N° 218
du 30/11/2000

Economie


OGM
Le congrès mondial des consommateurs
appelle à un moratoire

Plus de 600 délégués de l'Organisation Internationale des Consommateurs (OIC), réunis en congrès à Durban (est), ont appelé à un moratoire international sur les organismes génétiquement modifiés (OGM).
L'OIC, qui représente 263 organisations de défense des consommateurs, a conclu ces débats en notant une montée en puissance de ces mouvements dans le monde, de plus en plus aptes et résolus à "imposer le respect des droits des consommateurs".
"Nous étions une chenille, nous sommes en train de sortir du cocon et nous allons déployer nos ailes", a déclaré l'Australienne Louise Sylvan, élue à Durban nouvelle présidente de l'OIC.
Auparavant, l'OIC avait appelé gouvernements et institutions internationales "à imposer un moratoire sur la culture et la mise sur le marché de nouveaux aliments génétiquement modifiés, jusqu'à évaluation de l'impact social et de la sécurité".
Ces gouvernements doivent en outre "s'abstenir de toute tentative d'intimider d'autres gouvernements qui résisteraient ou interdiraient les produits OGM, sur la base de leur législation, ou de leur propre évaluation des risques et avantages".
L'OIC a concédé que l'usage de biotechnologies peut fournir d'importants avantages, mais elle souligne "les préoccupations qui demeurent sur l'impact environnemental, social et économique". Auparavant, des intervenants juristes, scientifiques ou représentants de consommateurs, ont rappelé que tous les acteurs ont un rôle à jouer dans la vigilance face aux OGM.
 
Selon les chiffres d'un institut spécialisé dans le recensement des OGM, les cultures de plantes génétiquement modifiées dans le monde (soja, maïs, coton et colza surtout) ont atteint 39,9 millions d'hectares en 1999, (44% de plus qu'en 1999). 72% de ce total est cultivé aux Etats Unis.
L'avocat brésilien Andrea Lazzarini, auteur dans son pays d'un procès contre le géant agro-chimique Monsanto, a jugé que la société civile peut aider à résister à la pression des multinationales: "l'une des meilleures stratégies reste pour les consommateurs de boycotter les produits à base d'OGM".
Pour le Dr Suman Sahai, de l'ONG indienne Gene Campaign, la science a aussi un rôle déterminant à jouer en argumentant pour une réglementation stricte. "Les preuves sont de plus en plus fortes que nos craintes de dégâts irréversibles, causés à l'environnement par la modification génétique des produits alimentaires, étaient bel et bien fondées", a déclaré le Dr Sahai.
 
Ce congrès de l'OIC a été le théâtre de virulentes attaques contre les pays riches au sujet des droits de propriété industrielle de médicaments, qui condamnent les populations malades de pays pauvres.

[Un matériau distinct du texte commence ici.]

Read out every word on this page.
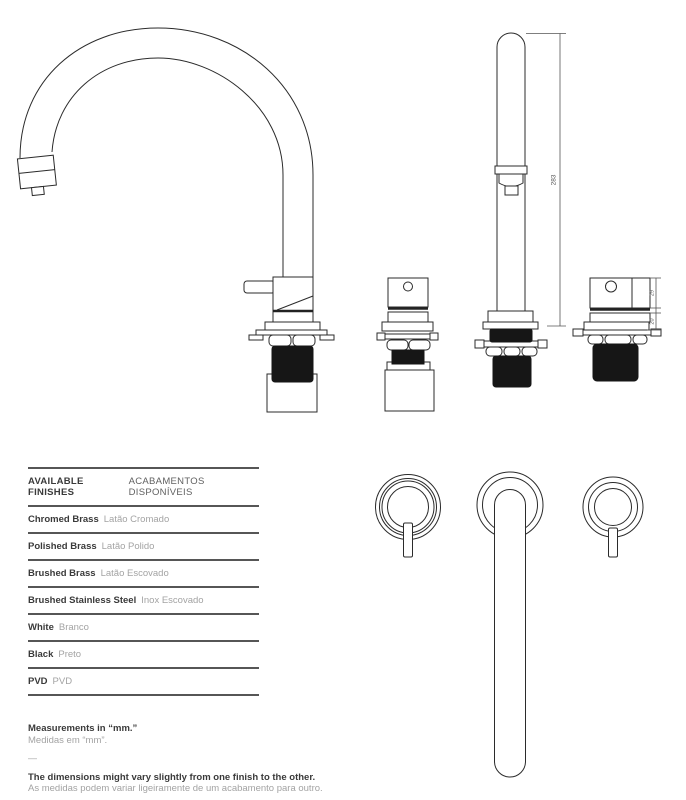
283
29
20
AVAILABLE FINISHES
ACABAMENTOS DISPONÍVEIS
Chromed Brass Latão Cromado
Polished Brass Latão Polido
Brushed Brass Latão Escovado
Brushed Stainless Steel Inox Escovado
White Branco
Black Preto
PVD PVD
Measurements in “mm.”
Medidas em “mm”.
—
The dimensions might vary slightly from one finish to the other.
As medidas podem variar ligeiramente de um acabamento para outro.
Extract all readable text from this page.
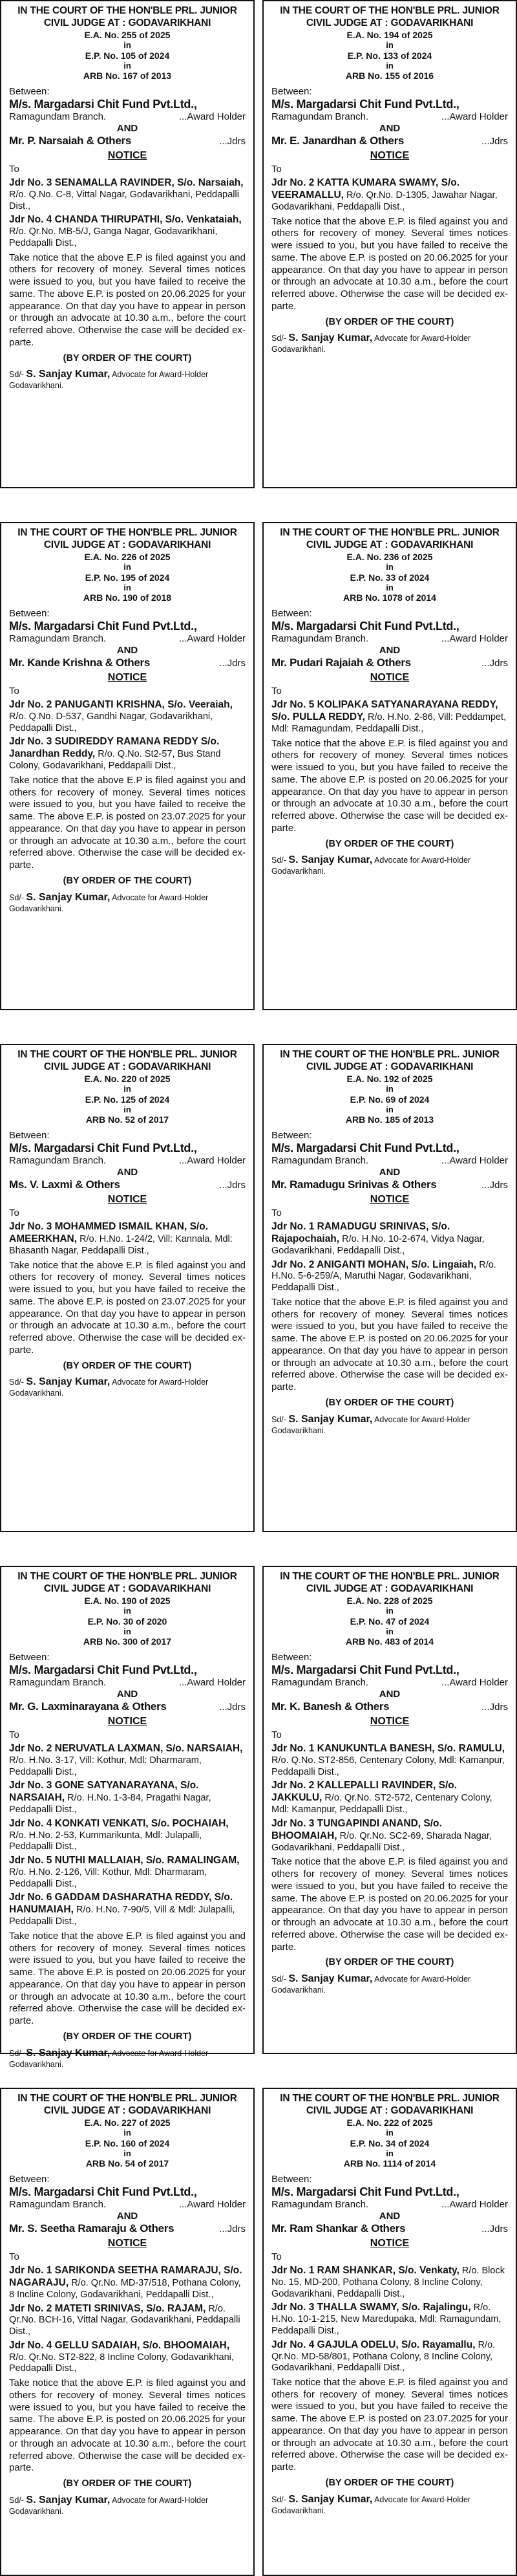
IN THE COURT OF THE HON'BLE PRL. JUNIOR CIVIL JUDGE AT : GODAVARIKHANI
E.A. No. 255 of 2025
in
E.P. No. 105 of 2024
in
ARB No. 167 of 2013
Between:
M/s. Margadarsi Chit Fund Pvt.Ltd.,
Ramagundam Branch.	...Award Holder
AND
Mr. P. Narsaiah & Others	...Jdrs
NOTICE
To
Jdr No. 3 SENAMALLA RAVINDER, S/o. Narsaiah, R/o. Q.No. C-8, Vittal Nagar, Godavarikhani, Peddapalli Dist.,
Jdr No. 4 CHANDA THIRUPATHI, S/o. Venkataiah, R/o. Qr.No. MB-5/J, Ganga Nagar, Godavarikhani, Peddapalli Dist.,
Take notice that the above E.P is filed against you and others for recovery of money. Several times notices were issued to you, but you have failed to receive the same. The above E.P. is posted on 20.06.2025 for your appearance. On that day you have to appear in person or through an advocate at 10.30 a.m., before the court referred above. Otherwise the case will be decided ex-parte.
(BY ORDER OF THE COURT)
Sd/- S. Sanjay Kumar, Advocate for Award-Holder
Godavarikhani.
IN THE COURT OF THE HON'BLE PRL. JUNIOR CIVIL JUDGE AT : GODAVARIKHANI
E.A. No. 194 of 2025
in
E.P. No. 133 of 2024
in
ARB No. 155 of 2016
Between:
M/s. Margadarsi Chit Fund Pvt.Ltd.,
Ramagundam Branch.	...Award Holder
AND
Mr. E. Janardhan & Others	...Jdrs
NOTICE
To
Jdr No. 2 KATTA KUMARA SWAMY, S/o. VEERAMALLU, R/o. Qr.No. D-1305, Jawahar Nagar, Godavarikhani, Peddapalli Dist.,
Take notice that the above E.P. is filed against you and others for recovery of money. Several times notices were issued to you, but you have failed to receive the same. The above E.P. is posted on 20.06.2025 for your appearance. On that day you have to appear in person or through an advocate at 10.30 a.m., before the court referred above. Otherwise the case will be decided ex-parte.
(BY ORDER OF THE COURT)
Sd/- S. Sanjay Kumar, Advocate for Award-Holder
Godavarikhani.
IN THE COURT OF THE HON'BLE PRL. JUNIOR CIVIL JUDGE AT : GODAVARIKHANI
E.A. No. 226 of 2025
in
E.P. No. 195 of 2024
in
ARB No. 190 of 2018
Between:
M/s. Margadarsi Chit Fund Pvt.Ltd.,
Ramagundam Branch.	...Award Holder
AND
Mr. Kande Krishna & Others	...Jdrs
NOTICE
To
Jdr No. 2 PANUGANTI KRISHNA, S/o. Veeraiah, R/o. Q.No. D-537, Gandhi Nagar, Godavarikhani, Peddapalli Dist.,
Jdr No. 3 SUDIREDDY RAMANA REDDY S/o. Janardhan Reddy, R/o. Q.No. St2-57, Bus Stand Colony, Godavarikhani, Peddapalli Dist.,
Take notice that the above E.P is filed against you and others for recovery of money. Several times notices were issued to you, but you have failed to receive the same. The above E.P. is posted on 23.07.2025 for your appearance. On that day you have to appear in person or through an advocate at 10.30 a.m., before the court referred above. Otherwise the case will be decided ex-parte.
(BY ORDER OF THE COURT)
Sd/- S. Sanjay Kumar, Advocate for Award-Holder
Godavarikhani.
IN THE COURT OF THE HON'BLE PRL. JUNIOR CIVIL JUDGE AT : GODAVARIKHANI
E.A. No. 236 of 2025
in
E.P. No. 33 of 2024
in
ARB No. 1078 of 2014
Between:
M/s. Margadarsi Chit Fund Pvt.Ltd.,
Ramagundam Branch.	...Award Holder
AND
Mr. Pudari Rajaiah & Others	...Jdrs
NOTICE
To
Jdr No. 5 KOLIPAKA SATYANARAYANA REDDY, S/o. PULLA REDDY, R/o. H.No. 2-86, Vill: Peddampet, Mdl: Ramagundam, Peddapalli Dist.,
Take notice that the above E.P. is filed against you and others for recovery of money. Several times notices were issued to you, but you have failed to receive the same. The above E.P. is posted on 20.06.2025 for your appearance. On that day you have to appear in person or through an advocate at 10.30 a.m., before the court referred above. Otherwise the case will be decided ex-parte.
(BY ORDER OF THE COURT)
Sd/- S. Sanjay Kumar, Advocate for Award-Holder
Godavarikhani.
IN THE COURT OF THE HON'BLE PRL. JUNIOR CIVIL JUDGE AT : GODAVARIKHANI
E.A. No. 220 of 2025
in
E.P. No. 125 of 2024
in
ARB No. 52 of 2017
Between:
M/s. Margadarsi Chit Fund Pvt.Ltd.,
Ramagundam Branch.	...Award Holder
AND
Ms. V. Laxmi & Others	...Jdrs
NOTICE
To
Jdr No. 3 MOHAMMED ISMAIL KHAN, S/o. AMEERKHAN, R/o. H.No. 1-24/2, Vill: Kannala, Mdl: Bhasanth Nagar, Peddapalli Dist.,
Take notice that the above E.P. is filed against you and others for recovery of money. Several times notices were issued to you, but you have failed to receive the same. The above E.P. is posted on 23.07.2025 for your appearance. On that day you have to appear in person or through an advocate at 10.30 a.m., before the court referred above. Otherwise the case will be decided ex-parte.
(BY ORDER OF THE COURT)
Sd/- S. Sanjay Kumar, Advocate for Award-Holder
Godavarikhani.
IN THE COURT OF THE HON'BLE PRL. JUNIOR CIVIL JUDGE AT : GODAVARIKHANI
E.A. No. 192 of 2025
in
E.P. No. 69 of 2024
in
ARB No. 185 of 2013
Between:
M/s. Margadarsi Chit Fund Pvt.Ltd.,
Ramagundam Branch.	...Award Holder
AND
Mr. Ramadugu Srinivas & Others	...Jdrs
NOTICE
To
Jdr No. 1 RAMADUGU SRINIVAS, S/o. Rajapochaiah, R/o. H.No. 10-2-674, Vidya Nagar, Godavarikhani, Peddapalli Dist.,
Jdr No. 2 ANIGANTI MOHAN, S/o. Lingaiah, R/o. H.No. 5-6-259/A, Maruthi Nagar, Godavarikhani, Peddapalli Dist.,
Take notice that the above E.P. is filed against you and others for recovery of money. Several times notices were issued to you, but you have failed to receive the same. The above E.P. is posted on 20.06.2025 for your appearance. On that day you have to appear in person or through an advocate at 10.30 a.m., before the court referred above. Otherwise the case will be decided ex-parte.
(BY ORDER OF THE COURT)
Sd/- S. Sanjay Kumar, Advocate for Award-Holder
Godavarikhani.
IN THE COURT OF THE HON'BLE PRL. JUNIOR CIVIL JUDGE AT : GODAVARIKHANI
E.A. No. 190 of 2025
in
E.P. No. 30 of 2020
in
ARB No. 300 of 2017
Between:
M/s. Margadarsi Chit Fund Pvt.Ltd.,
Ramagundam Branch.	...Award Holder
AND
Mr. G. Laxminarayana & Others	...Jdrs
NOTICE
To
Jdr No. 2 NERUVATLA LAXMAN, S/o. NARSAIAH, R/o. H.No. 3-17, Vill: Kothur, Mdl: Dharmaram, Peddapalli Dist.,
Jdr No. 3 GONE SATYANARAYANA, S/o. NARSAIAH, R/o. H.No. 1-3-84, Pragathi Nagar, Peddapalli Dist.,
Jdr No. 4 KONKATI VENKATI, S/o. POCHAIAH, R/o. H.No. 2-53, Kummarikunta, Mdl: Julapalli, Peddapalli Dist.,
Jdr No. 5 NUTHI MALLAIAH, S/o. RAMALINGAM, R/o. H.No. 2-126, Vill: Kothur, Mdl: Dharmaram, Peddapalli Dist.,
Jdr No. 6 GADDAM DASHARATHA REDDY, S/o. HANUMAIAH, R/o. H.No. 7-90/5, Vill & Mdl: Julapalli, Peddapalli Dist.,
Take notice that the above E.P. is filed against you and others for recovery of money. Several times notices were issued to you, but you have failed to receive the same. The above E.P. is posted on 20.06.2025 for your appearance. On that day you have to appear in person or through an advocate at 10.30 a.m., before the court referred above. Otherwise the case will be decided ex-parte.
(BY ORDER OF THE COURT)
Sd/- S. Sanjay Kumar, Advocate for Award-Holder
Godavarikhani.
IN THE COURT OF THE HON'BLE PRL. JUNIOR CIVIL JUDGE AT : GODAVARIKHANI
E.A. No. 228 of 2025
in
E.P. No. 47 of 2024
in
ARB No. 483 of 2014
Between:
M/s. Margadarsi Chit Fund Pvt.Ltd.,
Ramagundam Branch.	...Award Holder
AND
Mr. K. Banesh & Others	...Jdrs
NOTICE
To
Jdr No. 1 KANUKUNTLA BANESH, S/o. RAMULU, R/o. Q.No. ST2-856, Centenary Colony, Mdl: Kamanpur, Peddapalli Dist.,
Jdr No. 2 KALLEPALLI RAVINDER, S/o. JAKKULU, R/o. Qr.No. ST2-572, Centenary Colony, Mdl: Kamanpur, Peddapalli Dist.,
Jdr No. 3 TUNGAPINDI ANAND, S/o. BHOOMAIAH, R/o. Qr.No. SC2-69, Sharada Nagar, Godavarikhani, Peddapalli Dist.,
Take notice that the above E.P. is filed against you and others for recovery of money. Several times notices were issued to you, but you have failed to receive the same. The above E.P. is posted on 20.06.2025 for your appearance. On that day you have to appear in person or through an advocate at 10.30 a.m., before the court referred above. Otherwise the case will be decided ex-parte.
(BY ORDER OF THE COURT)
Sd/- S. Sanjay Kumar, Advocate for Award-Holder
Godavarikhani.
IN THE COURT OF THE HON'BLE PRL. JUNIOR CIVIL JUDGE AT : GODAVARIKHANI
E.A. No. 227 of 2025
in
E.P. No. 160 of 2024
in
ARB No. 54 of 2017
Between:
M/s. Margadarsi Chit Fund Pvt.Ltd.,
Ramagundam Branch.	...Award Holder
AND
Mr. S. Seetha Ramaraju & Others	...Jdrs
NOTICE
To
Jdr No. 1 SARIKONDA SEETHA RAMARAJU, S/o. NAGARAJU, R/o. Qr.No. MD-37/518, Pothana Colony, 8 Incline Colony, Godavarikhani, Peddapalli Dist.,
Jdr No. 2 MATETI SRINIVAS, S/o. RAJAM, R/o. Qr.No. BCH-16, Vittal Nagar, Godavarikhani, Peddapalli Dist.,
Jdr No. 4 GELLU SADAIAH, S/o. BHOOMAIAH, R/o. Qr.No. ST2-822, 8 Incline Colony, Godavarikhani, Peddapalli Dist.,
Take notice that the above E.P. is filed against you and others for recovery of money. Several times notices were issued to you, but you have failed to receive the same. The above E.P. is posted on 20.06.2025 for your appearance. On that day you have to appear in person or through an advocate at 10.30 a.m., before the court referred above. Otherwise the case will be decided ex-parte.
(BY ORDER OF THE COURT)
Sd/- S. Sanjay Kumar, Advocate for Award-Holder
Godavarikhani.
IN THE COURT OF THE HON'BLE PRL. JUNIOR CIVIL JUDGE AT : GODAVARIKHANI
E.A. No. 222 of 2025
in
E.P. No. 34 of 2024
in
ARB No. 1114 of 2014
Between:
M/s. Margadarsi Chit Fund Pvt.Ltd.,
Ramagundam Branch.	...Award Holder
AND
Mr. Ram Shankar & Others	...Jdrs
NOTICE
To
Jdr No. 1 RAM SHANKAR, S/o. Venkaty, R/o. Block No. 15, MD-200, Pothana Colony, 8 Incline Colony, Godavarikhani, Peddapalli Dist.,
Jdr No. 3 THALLA SWAMY, S/o. Rajalingu, R/o. H.No. 10-1-215, New Maredupaka, Mdl: Ramagundam, Peddapalli Dist.,
Jdr No. 4 GAJULA ODELU, S/o. Rayamallu, R/o. Qr.No. MD-58/801, Pothana Colony, 8 Incline Colony, Godavarikhani, Peddapalli Dist.,
Take notice that the above E.P. is filed against you and others for recovery of money. Several times notices were issued to you, but you have failed to receive the same. The above E.P. is posted on 23.07.2025 for your appearance. On that day you have to appear in person or through an advocate at 10.30 a.m., before the court referred above. Otherwise the case will be decided ex-parte.
(BY ORDER OF THE COURT)
Sd/- S. Sanjay Kumar, Advocate for Award-Holder
Godavarikhani.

Ancien consultant auprès de l'Organisation mondiale de la Santé (OMS), le Dr Zafar Mirza a dénoncé les accords mondiaux sur les brevets de médicaments, qui restent sous contrôle des compagnies pharmaceutiques pendant 20 ans. "Sur les 20 dernières années, au moins 30 nouvelles maladies sont apparues comme Ebola, Hendra, et une nouvelle forme de choléra, pour lesquels de nouveaux médicaments restent à développer", a-t-il déclaré. S'ils sont brevetés selon les accords en vigueur, "les gens qui ne peuvent se les offrir ne survivront pas 20 ans, le temps que les prix baissent", a-t-il accusé.